Booth Id:
ROBO052T
Category:
Robotics and Intelligent Machines
Year:
2020
Finalist Names:
Grachev, Roman (School: School 91)
Zarubin, Ilya (School: School Number 74)
Abstract:
Cableways are widely used in the world because of their low cost, safety and environmental friendliness. However, they periodically break down and stop, which leads to the need to evacuate people from cabins that have not reached the landing point. Rescue climbers are engaged in this hard work, and they do not have an automated means of transportation to the evacuation zone, which could go around the cabin suspensions, and would be able to move along a cable going uphill.

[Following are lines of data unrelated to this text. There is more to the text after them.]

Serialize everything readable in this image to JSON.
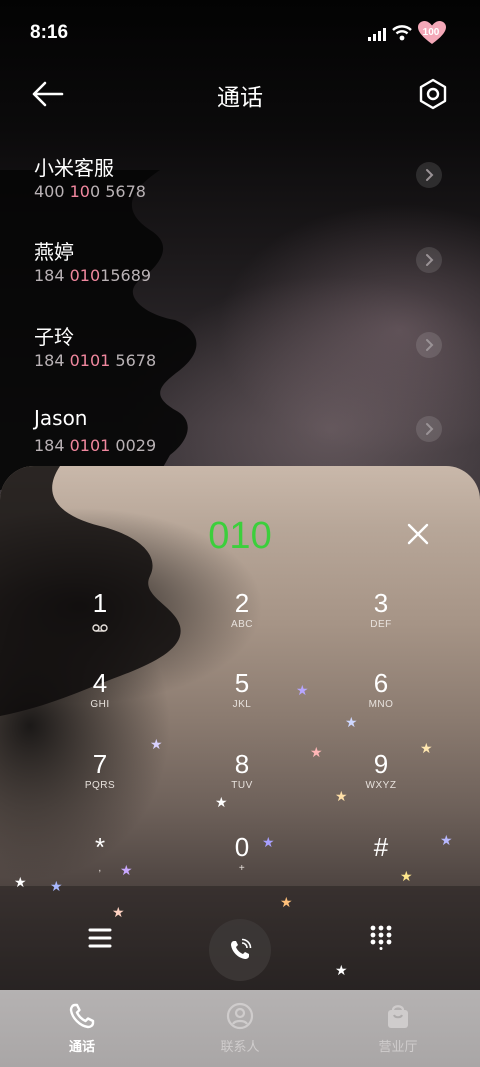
{
  "status_bar": {
    "time": "8:16",
    "battery": "100"
  },
  "header": {
    "title": "通话"
  },
  "contacts": [
    {
      "name": "小米客服",
      "num_a": "400 ",
      "num_hl": "10",
      "num_b": "0 5678"
    },
    {
      "name": "燕婷",
      "num_a": "184 ",
      "num_hl": "010",
      "num_b": "15689"
    },
    {
      "name": "子玲",
      "num_a": "184 ",
      "num_hl": "0101",
      "num_b": " 5678"
    },
    {
      "name": "Jason",
      "num_a": "184 ",
      "num_hl": "0101",
      "num_b": " 0029"
    }
  ],
  "dialer": {
    "input": "010",
    "keys": [
      {
        "digit": "1",
        "letters": ""
      },
      {
        "digit": "2",
        "letters": "ABC"
      },
      {
        "digit": "3",
        "letters": "DEF"
      },
      {
        "digit": "4",
        "letters": "GHI"
      },
      {
        "digit": "5",
        "letters": "JKL"
      },
      {
        "digit": "6",
        "letters": "MNO"
      },
      {
        "digit": "7",
        "letters": "PQRS"
      },
      {
        "digit": "8",
        "letters": "TUV"
      },
      {
        "digit": "9",
        "letters": "WXYZ"
      },
      {
        "digit": "*",
        "letters": ","
      },
      {
        "digit": "0",
        "letters": "+"
      },
      {
        "digit": "#",
        "letters": ""
      }
    ]
  },
  "tabs": [
    {
      "label": "通话",
      "icon": "phone-icon",
      "active": true
    },
    {
      "label": "联系人",
      "icon": "person-icon",
      "active": false
    },
    {
      "label": "营业厅",
      "icon": "bag-icon",
      "active": false
    }
  ],
  "colors": {
    "input_digits": "#3ccf3c",
    "number_highlight": "#f0879e"
  }
}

Mounting trolleys and robots designed to conduct inspections of high-voltage transmission lines, which could be adapted for rescue operations on cable cars, are designed to work only on straight sections of the lines and cannot overcome obstacles, branches and move along lines with very sharp rises and downhill.

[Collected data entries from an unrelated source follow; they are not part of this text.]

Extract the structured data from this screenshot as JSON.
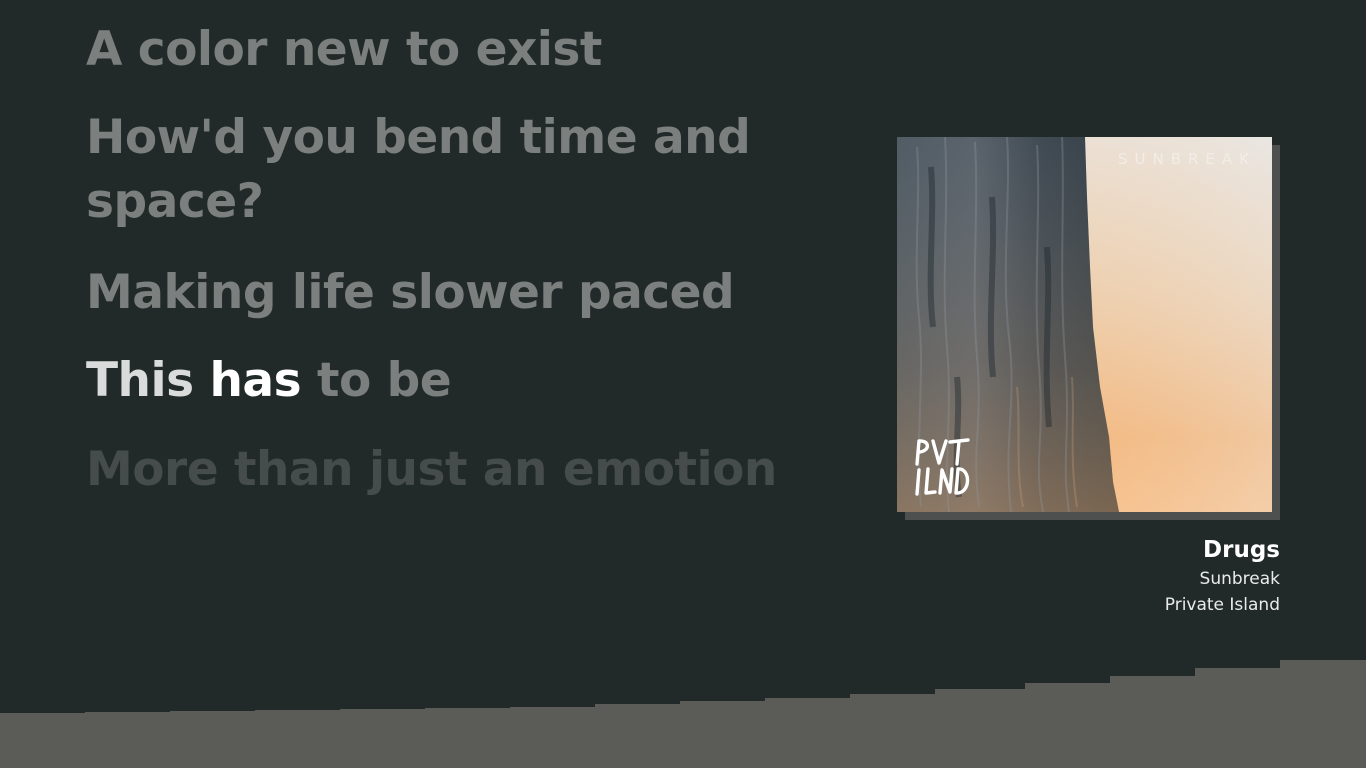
{
  "lyrics": {
    "lines": [
      {
        "state": "past",
        "text": "A color new to exist"
      },
      {
        "state": "past",
        "text": "How'd you bend time and space?"
      },
      {
        "state": "past",
        "text": "Making life slower paced"
      },
      {
        "state": "current",
        "sung": "This ",
        "active_word": "has",
        "unsung": " to be"
      },
      {
        "state": "upcoming",
        "text": "More than just an emotion"
      }
    ]
  },
  "now_playing": {
    "album_art_brand": "SUNBREAK",
    "album_art_monogram": "PVT ILND",
    "title": "Drugs",
    "album": "Sunbreak",
    "artist": "Private Island"
  },
  "colors": {
    "background": "#222a29",
    "lyric_past": "#7b7f7e",
    "lyric_current": "#ffffff",
    "lyric_upcoming": "#454c4b",
    "bottom_band": "#5b5c58"
  }
}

The robots that are used to transport goods on temporary cable cars with a fixed rope have similar limitations. Such roads are built where the construction of technological roads or the use of aviation is unreasonably expensive, takes a lot of time, is dangerous for personnel and causes irreparable damage to the environment. This is especially true when carrying out construction work in reserves.

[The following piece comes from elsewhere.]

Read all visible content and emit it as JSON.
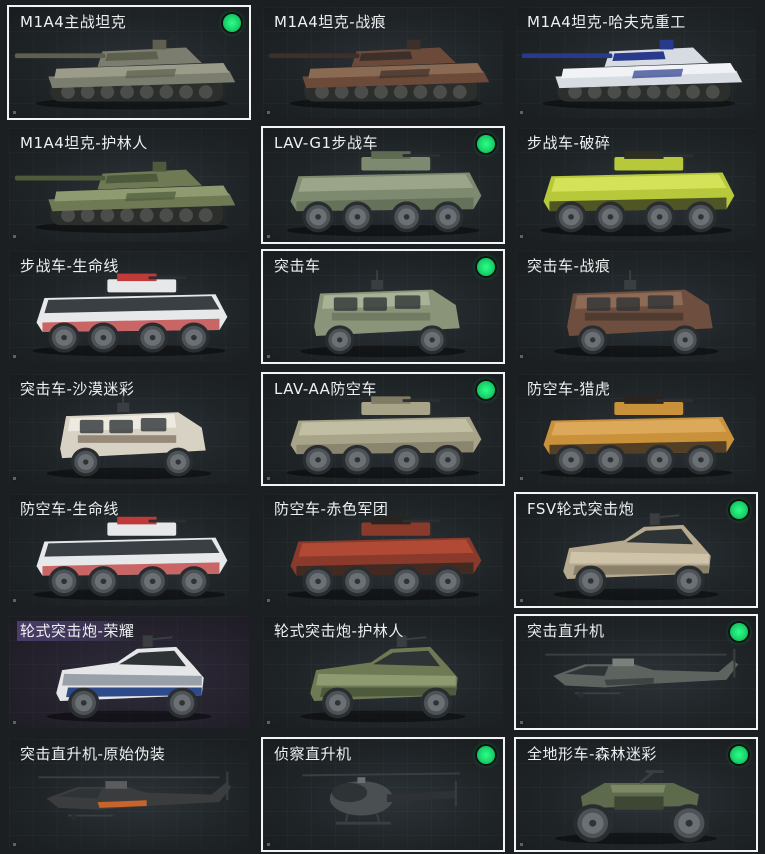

To solve the problem of moving along cable cars and wires of high-voltage transmission lines, we developed a prototype of a robot that can move along cable routes of any configuration with branches, obstacles, turns, steep descents and ascents. The prototype is two extendable arms, at the ends of which there are rope clamps, working on the principle of climbing equipment such as jumar. The clamp developed by us, unlike the climbing one, is able to fix the hand on the rope, both during the ascent and during the descent. When the robot moves along the cableway, his hands, alternately, then converge, then diverge, which resembles the work of scissors. When moving along a rope going upwards, during the divergence of hands, the jumar of the rear clamp is fixed on the rope, and the jumar of the front clamp allows it to slide forward. During the rapprochement of the hands, the front clip is braked, and the back clip at this time slides along the rope. The robot moves forward along the rope. When hitting an obstacle or branching, the robot stops, the back hand detaches from the rope and, by turning the whole structure, is transferred to the rope located behind the obstacle. At the operator’s command from the wireless control panel, the transferred arm is fixed to the rope behind an obstacle. Similarly, the transfer of the other hand begins. When both hands are fixed on a rope behind an obstacle, the robot will continue its progressive movement along the rope. The unique capabilities of our robot make it a universal mechanism for moving building materials along temporary ropeways, for video inspection of high-voltage transmission lines and for rescue operations on permanent ropeways.